“[T]he age of a child subjected to police questioning is relevant to the custody analysis of Miranda v. Arizona, 384 U. S. 436 (1966).”
Criminal
Gaby v. State, No. 79A02-1006-CR-804, __ N.E.2d __ (Ind. Ct. App., June 7, 2011)
After alleged victim testified she remembered that defendant’s vaginal molestation did not include touching her in other ways, it was error to allow her pretrial statement to the contrary into evidence to “refresh” her recollection.
Johnson v. State, No. 53S01-1106-CR-335, __ N.E.2d __ (Ind., June 8, 2011)
A judge who receives complaints from a defendant that a public defender, known to have been dilatory in other situations, is neglecting the case “must at the very least receive assurances from the public defender’s office that the complaint has been adequately addressed.”
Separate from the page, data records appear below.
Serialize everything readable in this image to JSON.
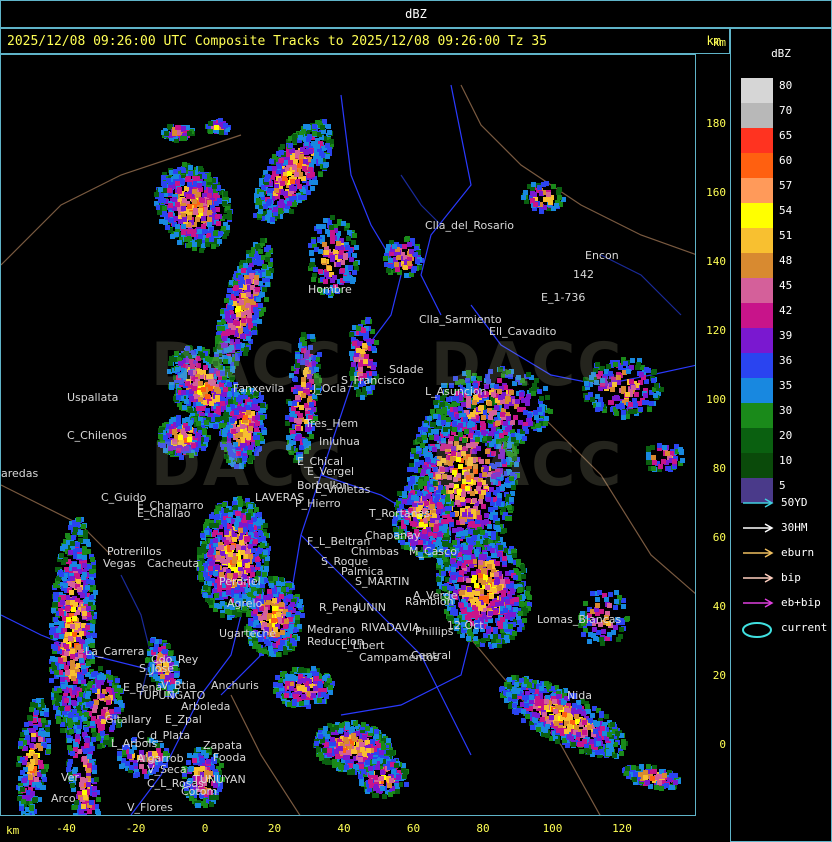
{
  "header": {
    "title": "dBZ"
  },
  "titlebar": {
    "text": "2025/12/08 09:26:00 UTC Composite Tracks to 2025/12/08 09:26:00 Tz 35",
    "unit": "km"
  },
  "watermark": {
    "text": "DACC"
  },
  "axes": {
    "y_unit": "km",
    "x_unit": "km",
    "y_ticks": [
      "180",
      "160",
      "140",
      "120",
      "100",
      "80",
      "60",
      "40",
      "20",
      "0"
    ],
    "x_ticks": [
      "-40",
      "-20",
      "0",
      "20",
      "40",
      "60",
      "80",
      "100",
      "120"
    ]
  },
  "legend": {
    "unit": "dBZ",
    "scale": [
      {
        "label": "80",
        "color": "#d6d6d6"
      },
      {
        "label": "70",
        "color": "#b8b8b8"
      },
      {
        "label": "65",
        "color": "#ff3320"
      },
      {
        "label": "60",
        "color": "#ff6010"
      },
      {
        "label": "57",
        "color": "#ff9a5a"
      },
      {
        "label": "54",
        "color": "#ffff00"
      },
      {
        "label": "51",
        "color": "#f8c030"
      },
      {
        "label": "48",
        "color": "#d88a30"
      },
      {
        "label": "45",
        "color": "#d4609a"
      },
      {
        "label": "42",
        "color": "#c8148a"
      },
      {
        "label": "39",
        "color": "#7a18d0"
      },
      {
        "label": "36",
        "color": "#2a44f0"
      },
      {
        "label": "35",
        "color": "#1888e0"
      },
      {
        "label": "30",
        "color": "#1a8a1a"
      },
      {
        "label": "20",
        "color": "#0a6010"
      },
      {
        "label": "10",
        "color": "#0a4a0a"
      },
      {
        "label": "5",
        "color": "#4a3a8a"
      }
    ],
    "tracks": [
      {
        "label": "50YD",
        "color": "#40d0e0"
      },
      {
        "label": "30HM",
        "color": "#ffffff"
      },
      {
        "label": "eburn",
        "color": "#f0c060"
      },
      {
        "label": "bip",
        "color": "#ffd0c0"
      },
      {
        "label": "eb+bip",
        "color": "#e040e0"
      }
    ],
    "current_label": "current",
    "current_color": "#40e0e0"
  },
  "places": [
    {
      "name": "Clla_del_Rosario"
    },
    {
      "name": "Encon"
    },
    {
      "name": "142"
    },
    {
      "name": "E_1-736"
    },
    {
      "name": "Hombre"
    },
    {
      "name": "Clla_Sarmiento"
    },
    {
      "name": "Ell_Cavadito"
    },
    {
      "name": "Uspallata"
    },
    {
      "name": "S_Francisco"
    },
    {
      "name": "Sdade"
    },
    {
      "name": "L_Asuncion"
    },
    {
      "name": "Fanxevila"
    },
    {
      "name": "J_Ocla"
    },
    {
      "name": "C_Chilenos"
    },
    {
      "name": "Tres_Hem"
    },
    {
      "name": "Inluhua"
    },
    {
      "name": "aredas"
    },
    {
      "name": "E_Chical"
    },
    {
      "name": "E_Vergel"
    },
    {
      "name": "Borbollon"
    },
    {
      "name": "C_Guido"
    },
    {
      "name": "L_Violetas"
    },
    {
      "name": "E_Chamarro"
    },
    {
      "name": "LAVERAS"
    },
    {
      "name": "P_Hierro"
    },
    {
      "name": "E_Challao"
    },
    {
      "name": "T_Rortanas"
    },
    {
      "name": "Chapanay"
    },
    {
      "name": "F_L_Beltran"
    },
    {
      "name": "Chimbas"
    },
    {
      "name": "M_Casco"
    },
    {
      "name": "Potrerillos"
    },
    {
      "name": "Vegas"
    },
    {
      "name": "Cacheuta"
    },
    {
      "name": "S_Roque"
    },
    {
      "name": "Palmica"
    },
    {
      "name": "S_MARTIN"
    },
    {
      "name": "A_Verde"
    },
    {
      "name": "Ramblon"
    },
    {
      "name": "Perdriel"
    },
    {
      "name": "Agrelo"
    },
    {
      "name": "R_Pena"
    },
    {
      "name": "JUNIN"
    },
    {
      "name": "Lomas_Blancas"
    },
    {
      "name": "Ugarteche"
    },
    {
      "name": "Medrano"
    },
    {
      "name": "Reduccion"
    },
    {
      "name": "RIVADAVIA"
    },
    {
      "name": "Phillips"
    },
    {
      "name": "12 Oct"
    },
    {
      "name": "La_Carrera"
    },
    {
      "name": "Cdo_Rey"
    },
    {
      "name": "S_Jose"
    },
    {
      "name": "L_Libert"
    },
    {
      "name": "Campamentos"
    },
    {
      "name": "Central"
    },
    {
      "name": "E_Pena"
    },
    {
      "name": "V_Btia"
    },
    {
      "name": "Anchuris"
    },
    {
      "name": "TUPUNGATO"
    },
    {
      "name": "Arboleda"
    },
    {
      "name": "Gltallary"
    },
    {
      "name": "E_Zpal"
    },
    {
      "name": "L_Arbols"
    },
    {
      "name": "C_d_Plata"
    },
    {
      "name": "Algarrob"
    },
    {
      "name": "V_Seca"
    },
    {
      "name": "Zapata"
    },
    {
      "name": "Fooda"
    },
    {
      "name": "TUNUYAN"
    },
    {
      "name": "C_L_Rosas"
    },
    {
      "name": "Cotom"
    },
    {
      "name": "V_Flores"
    },
    {
      "name": "Arco"
    },
    {
      "name": "Nida"
    },
    {
      "name": "Ver"
    }
  ]
}
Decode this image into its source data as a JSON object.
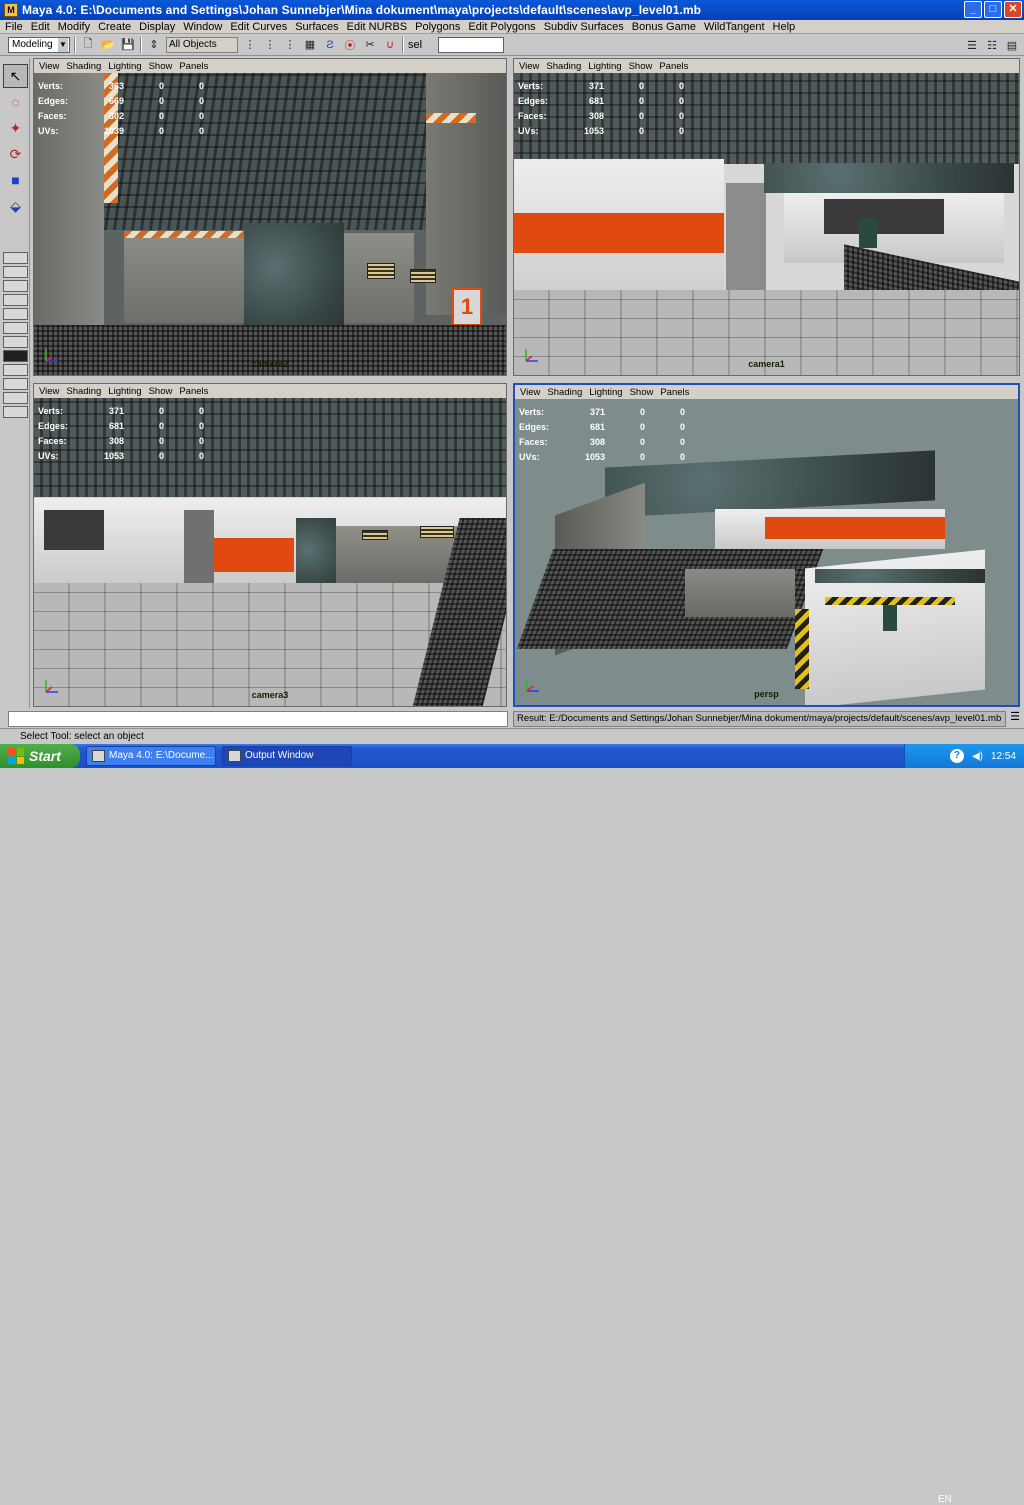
{
  "window": {
    "title": "Maya 4.0: E:\\Documents and Settings\\Johan Sunnebjer\\Mina dokument\\maya\\projects\\default\\scenes\\avp_level01.mb",
    "buttons": [
      "minimize-icon",
      "maximize-icon",
      "close-icon"
    ]
  },
  "menubar": [
    "File",
    "Edit",
    "Modify",
    "Create",
    "Display",
    "Window",
    "Edit Curves",
    "Surfaces",
    "Edit NURBS",
    "Polygons",
    "Edit Polygons",
    "Subdiv Surfaces",
    "Bonus Game",
    "WildTangent",
    "Help"
  ],
  "toolbar": {
    "mode": "Modeling",
    "object_filter": "All Objects",
    "sel_label": "sel",
    "sel_value": ""
  },
  "viewport_menu": [
    "View",
    "Shading",
    "Lighting",
    "Show",
    "Panels"
  ],
  "viewports": [
    {
      "camera": "camera2",
      "active": false,
      "stats": [
        {
          "label": "Verts:",
          "values": [
            "363",
            "0",
            "0"
          ]
        },
        {
          "label": "Edges:",
          "values": [
            "669",
            "0",
            "0"
          ]
        },
        {
          "label": "Faces:",
          "values": [
            "302",
            "0",
            "0"
          ]
        },
        {
          "label": "UVs:",
          "values": [
            "1039",
            "0",
            "0"
          ]
        }
      ]
    },
    {
      "camera": "camera1",
      "active": false,
      "stats": [
        {
          "label": "Verts:",
          "values": [
            "371",
            "0",
            "0"
          ]
        },
        {
          "label": "Edges:",
          "values": [
            "681",
            "0",
            "0"
          ]
        },
        {
          "label": "Faces:",
          "values": [
            "308",
            "0",
            "0"
          ]
        },
        {
          "label": "UVs:",
          "values": [
            "1053",
            "0",
            "0"
          ]
        }
      ]
    },
    {
      "camera": "camera3",
      "active": false,
      "stats": [
        {
          "label": "Verts:",
          "values": [
            "371",
            "0",
            "0"
          ]
        },
        {
          "label": "Edges:",
          "values": [
            "681",
            "0",
            "0"
          ]
        },
        {
          "label": "Faces:",
          "values": [
            "308",
            "0",
            "0"
          ]
        },
        {
          "label": "UVs:",
          "values": [
            "1053",
            "0",
            "0"
          ]
        }
      ]
    },
    {
      "camera": "persp",
      "active": true,
      "stats": [
        {
          "label": "Verts:",
          "values": [
            "371",
            "0",
            "0"
          ]
        },
        {
          "label": "Edges:",
          "values": [
            "681",
            "0",
            "0"
          ]
        },
        {
          "label": "Faces:",
          "values": [
            "308",
            "0",
            "0"
          ]
        },
        {
          "label": "UVs:",
          "values": [
            "1053",
            "0",
            "0"
          ]
        }
      ]
    }
  ],
  "scene_sign": "1",
  "statusbar": {
    "result": "Result: E:/Documents and Settings/Johan Sunnebjer/Mina dokument/maya/projects/default/scenes/avp_level01.mb",
    "help": "Select Tool: select an object"
  },
  "taskbar": {
    "start": "Start",
    "tasks": [
      {
        "label": "Maya 4.0: E:\\Docume...",
        "active": false
      },
      {
        "label": "Output Window",
        "active": true
      }
    ],
    "language": "EN",
    "clock": "12:54"
  },
  "colors": {
    "title_bar": "#0a58d8",
    "active_viewport_border": "#1f4fb8",
    "accent_orange": "#e04a10",
    "taskbar": "#2258d0",
    "start_green": "#3fa03a"
  }
}
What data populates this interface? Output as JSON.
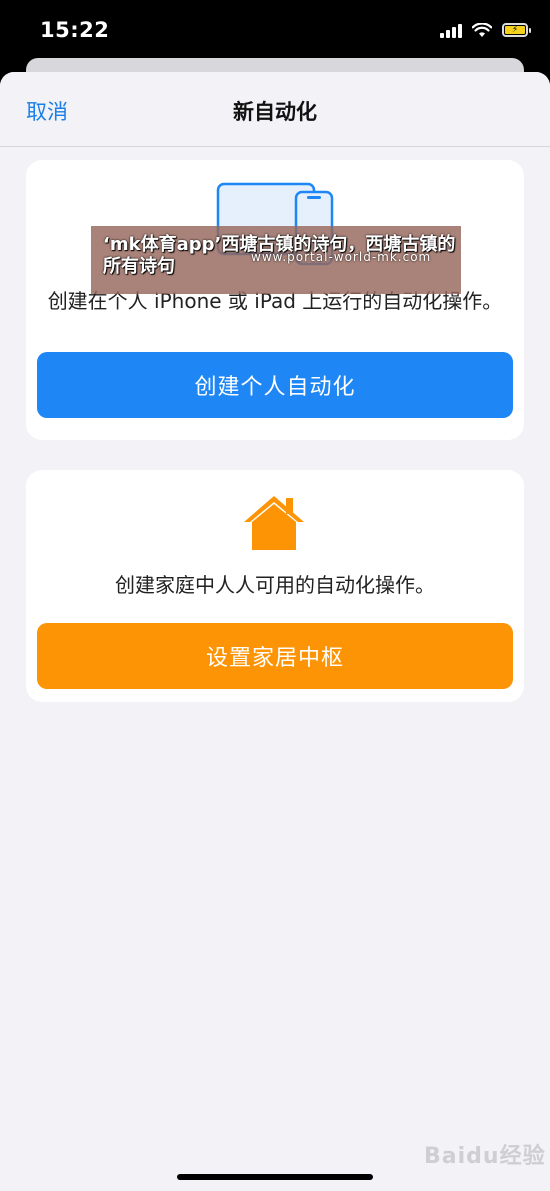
{
  "status_bar": {
    "time": "15:22"
  },
  "nav": {
    "cancel_label": "取消",
    "title": "新自动化"
  },
  "personal_card": {
    "description": "创建在个人 iPhone 或 iPad 上运行的自动化操作。",
    "button_label": "创建个人自动化",
    "button_color": "#1e86f5"
  },
  "home_card": {
    "description": "创建家庭中人人可用的自动化操作。",
    "button_label": "设置家居中枢",
    "button_color": "#fd9405",
    "icon_color": "#fd9405"
  },
  "overlay": {
    "text": "‘mk体育app’西塘古镇的诗句，西塘古镇的所有诗句",
    "url": "www.portal-world-mk.com"
  },
  "watermark": {
    "text": "Baidu经验"
  },
  "colors": {
    "accent": "#1a7fe8",
    "sheet_background": "#f2f2f7"
  }
}
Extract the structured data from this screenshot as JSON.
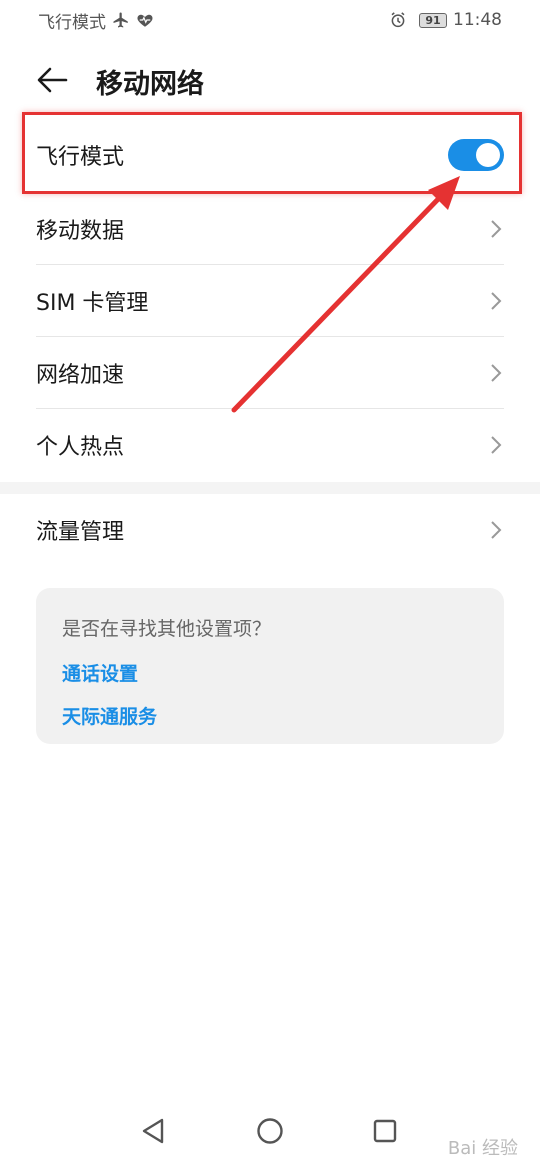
{
  "status_bar": {
    "left_text": "飞行模式",
    "battery_level": "91",
    "time": "11:48"
  },
  "header": {
    "title": "移动网络"
  },
  "list": {
    "airplane_mode": {
      "label": "飞行模式",
      "enabled": true
    },
    "mobile_data": {
      "label": "移动数据"
    },
    "sim_management": {
      "label": "SIM 卡管理"
    },
    "network_acceleration": {
      "label": "网络加速"
    },
    "hotspot": {
      "label": "个人热点"
    },
    "data_usage": {
      "label": "流量管理"
    }
  },
  "suggestion_card": {
    "title": "是否在寻找其他设置项？",
    "links": [
      "通话设置",
      "天际通服务"
    ]
  },
  "watermark": "Bai 经验",
  "colors": {
    "accent": "#1a8ee6",
    "highlight": "#e53232"
  }
}
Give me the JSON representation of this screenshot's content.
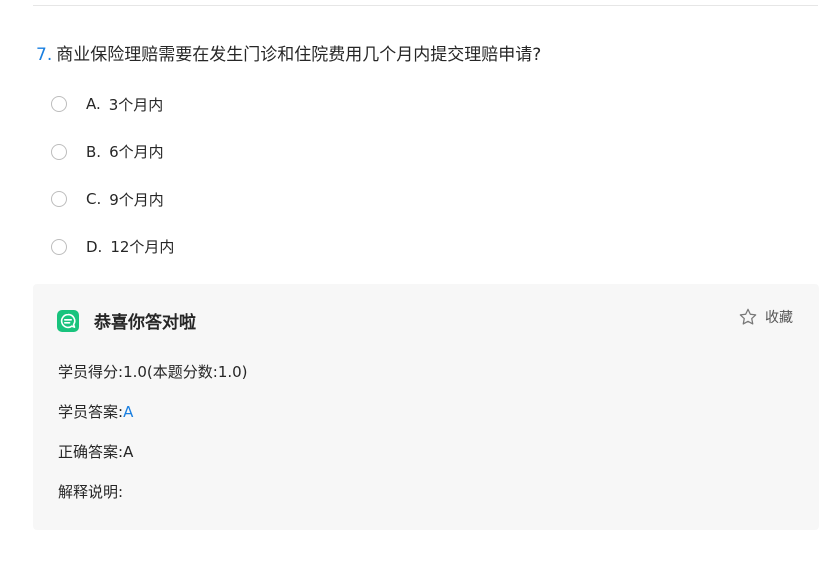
{
  "question": {
    "number": "7.",
    "text": "商业保险理赔需要在发生门诊和住院费用几个月内提交理赔申请?"
  },
  "options": [
    {
      "letter": "A.",
      "text": "3个月内"
    },
    {
      "letter": "B.",
      "text": "6个月内"
    },
    {
      "letter": "C.",
      "text": "9个月内"
    },
    {
      "letter": "D.",
      "text": "12个月内"
    }
  ],
  "result": {
    "title": "恭喜你答对啦",
    "favorite_label": "收藏",
    "score_label": "学员得分:",
    "score_value": "1.0(本题分数:1.0)",
    "student_answer_label": "学员答案:",
    "student_answer_value": "A",
    "correct_answer_label": "正确答案:",
    "correct_answer_value": "A",
    "explanation_label": "解释说明:"
  },
  "colors": {
    "accent_blue": "#1a7fe0",
    "success_green": "#19c37d",
    "panel_bg": "#f7f7f7"
  },
  "icons": {
    "result_icon": "chat-bubble-icon",
    "favorite_icon": "star-outline-icon"
  }
}
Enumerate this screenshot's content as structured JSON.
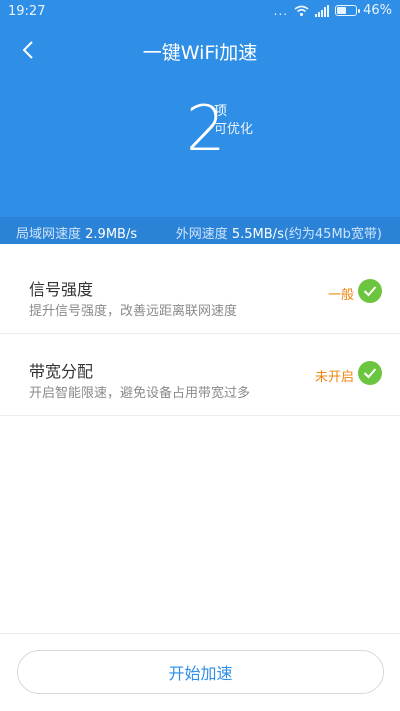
{
  "colors": {
    "header_bg": "#2f8ee6",
    "speedbar_bg": "#2a83d6",
    "status_orange": "#f0850f",
    "check_green": "#6cc53e"
  },
  "statusbar": {
    "time": "19:27",
    "dots": "...",
    "battery": "46%",
    "icons": [
      "wifi-icon",
      "signal-icon",
      "battery-icon"
    ]
  },
  "header": {
    "back_icon": "back-arrow-icon",
    "title": "一键WiFi加速"
  },
  "optimize": {
    "count": "2",
    "unit": "项",
    "label": "可优化"
  },
  "speeds": {
    "lan_label": "局域网速度",
    "lan_value": "2.9MB/s",
    "wan_label": "外网速度",
    "wan_value": "5.5MB/s",
    "wan_note": "(约为45Mb宽带)"
  },
  "items": [
    {
      "name": "信号强度",
      "desc": "提升信号强度，改善远距离联网速度",
      "status": "一般"
    },
    {
      "name": "带宽分配",
      "desc": "开启智能限速，避免设备占用带宽过多",
      "status": "未开启"
    }
  ],
  "footer": {
    "button_label": "开始加速"
  }
}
Arthur v. State, No. 28A01-1008-CR-489, __ N.E.2d __ (Ind. Ct. App., June 8, 2011)
2010 community corrections home detention credit time amendment is not limited only to persons subject to an IC 35-38-2.6-1 “direct commitment” to community corrections, as “it would indeed be illogical to interpret the statute so as to allow the offender to earn credit time when placed on a home detention community corrections program only if it is a direct placement of an offender who has committed an offense for which no portion of the sentence may be suspended.”
Sloan v. State, No. 18S04-1009-CR-502, __ N.E.2d __ (Ind., June 1, 2011)
“[O]nce concealment has been established, statutes of limitations for criminal offenses are tolled under Indiana Code section 35-41-4-2(h) (2008) until a prosecuting authority becomes aware or should have become aware of sufficient evidence to charge the defendant.”